Einzelne Punkte sind normal und kein Grund für ein Projekt. Wenn Sie drei oder mehr wiedererkennen, trägt die Tabelle inzwischen ein Risiko, das größer ist als der Aufwand einer Ablösung.

  • Mehrere Versionen derselben Datei im Umlauf

    Die Datei heißt Kalkulation_final_v3_JS.xlsx, liegt in drei Postfächern und auf zwei Laufwerken.
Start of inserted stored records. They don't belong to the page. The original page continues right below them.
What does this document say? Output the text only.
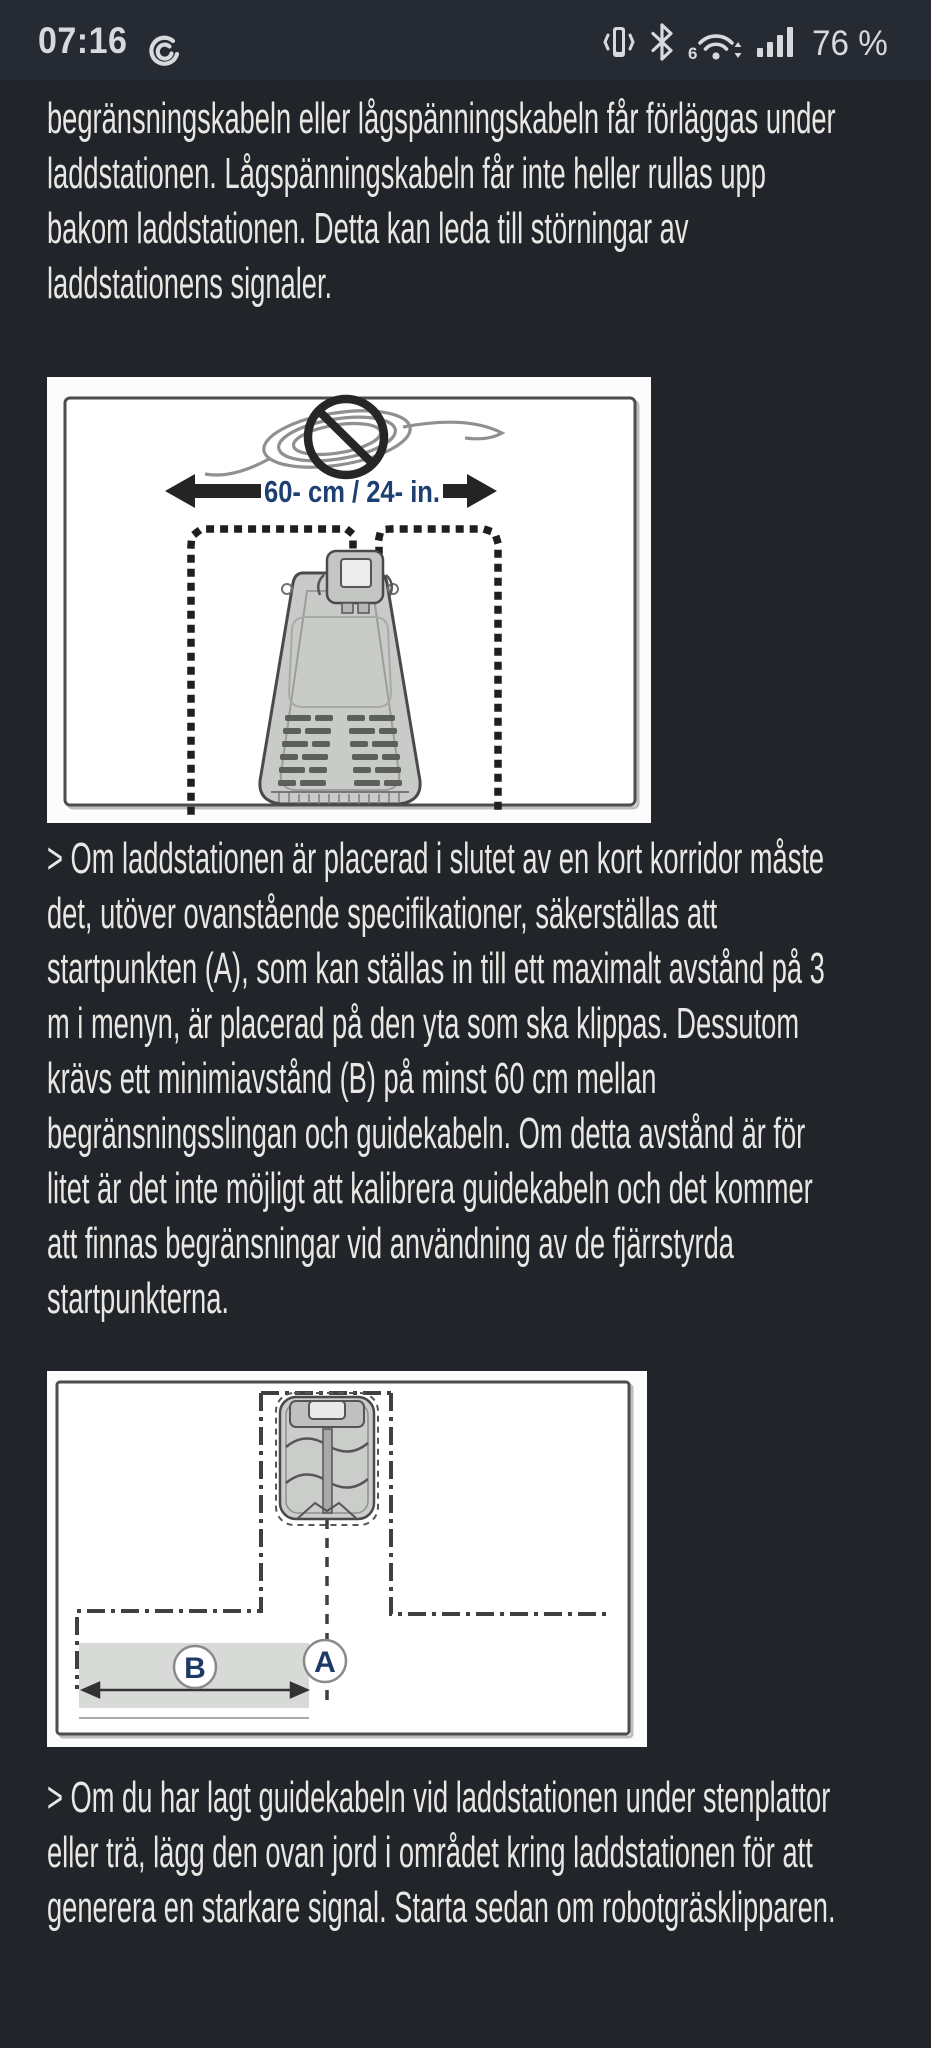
07:16	6	76 %
begränsningskabeln eller lågspänningskabeln får förläggas under
laddstationen. Lågspänningskabeln får inte heller rullas upp
bakom laddstationen. Detta kan leda till störningar av
laddstationens signaler.
60- cm / 24- in.
> Om laddstationen är placerad i slutet av en kort korridor måste
det, utöver ovanstående specifikationer, säkerställas att
startpunkten (A), som kan ställas in till ett maximalt avstånd på 3
m i menyn, är placerad på den yta som ska klippas. Dessutom
krävs ett minimiavstånd (B) på minst 60 cm mellan
begränsningsslingan och guidekabeln. Om detta avstånd är för
litet är det inte möjligt att kalibrera guidekabeln och det kommer
att finnas begränsningar vid användning av de fjärrstyrda
startpunkterna.
B	A
> Om du har lagt guidekabeln vid laddstationen under stenplattor
eller trä, lägg den ovan jord i området kring laddstationen för att
generera en starkare signal. Starta sedan om robotgräsklipparen.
Niemand kann verlässlich sagen, welche Version gerade gilt — und Entscheidungen fallen trotzdem auf ihrer Basis.

  • Makros, die nur eine Person versteht

    Über Jahre gewachsener VBA-Code ohne Dokumentation, ohne Tests, ohne zweiten Kenner. Wenn diese Person das Unternehmen verlässt oder in Elternzeit geht, ist der Prozess ungeschützt.

  • Kein echter Mehrbenutzerbetrieb

    Zwei Personen können nicht gleichzeitig sinnvoll arbeiten. Es entstehen Wartezeiten, Sperrmeldungen oder — schlimmer — parallele Kopien, deren Änderungen später von Hand zusammengeführt werden.

  • Keine Historie, keine Nachvollziehbarkeit

    Ein Wert hat sich geändert, aber niemand weiß wann, durch wen und warum. Bei Preisen, Beständen oder Freigaben ist das nicht nur unangenehm, sondern im Prüfungsfall ein Problem.

  • Rechte lassen sich nicht sauber vergeben

    Wer die Datei öffnen darf, sieht alles: Konditionen, Margen, Personalstammdaten. Feldgenaue Berechtigungen kennt eine Tabelle nicht, ein Blattschutz ist keine Zugriffskontrolle.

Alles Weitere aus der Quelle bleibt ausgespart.